Yamato, and consumers, are changing their practices and expectations. After discussion with the union (paywall) in March, Yamato said it would do away with the noon to 2pm delivery window for its workers to allow them a proper lunch break and bring forward the re-delivery deadline by an hour to 7pm. In April, Yamato said it would stop making same-day deliveries for Amazon. Amazon, which is now using its own logistics network for deliveries, charges an extra fee for same-day grocery deliveries in parts of Tokyo.
“[It] is possible to change the way one works without discarding the customer-first principle, and it can also lead to more polished service,” wrote Yoshie Komuro, CEO of a consultancy called Work-Life Balance, citing an apparel retailer in Japan that recently tried to reform its work culture.
To ease the burden on delivery companies and reduce the waste in manpower and energy from missed deliveries, the government is also subsidizing the installation (paywall) of delivery lockers being installed around Japan, and delivery workers are increasingly partnering with (paywall) Japan’s ubiquitous convenience stores to facilitate pick-ups.

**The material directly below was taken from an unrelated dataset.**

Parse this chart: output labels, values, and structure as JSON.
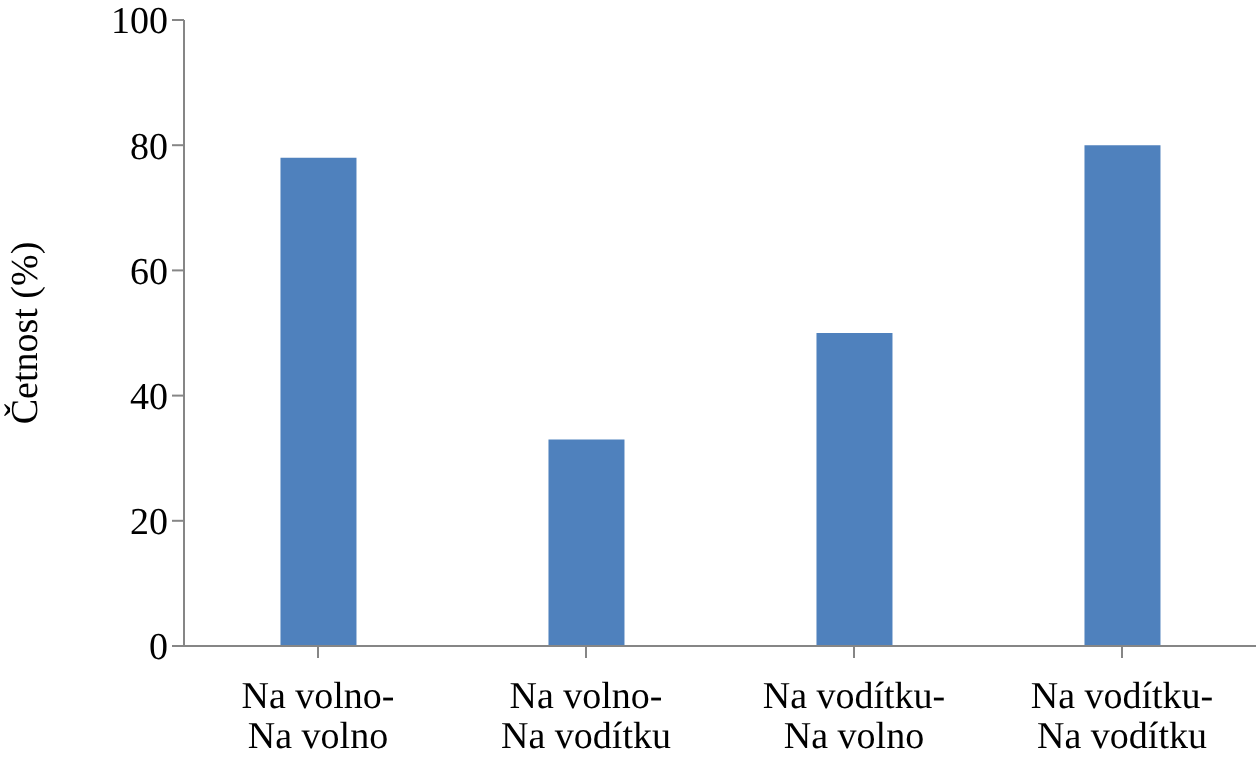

But Yamato finally bit the bullet and announced in April that it would raise its prices starting in October for basic shipping for the first time in 27 years, from ¥140 ($1.30) to ¥180. Sagawa Express will follow suit (paywall) in November. But Yamato didn’t do so without a demonstration of deep contrition—it took out a full-page ad in a Japanese newspaper explaining in detail the reasons behind the price increase, and asked customers for their understanding and cooperation.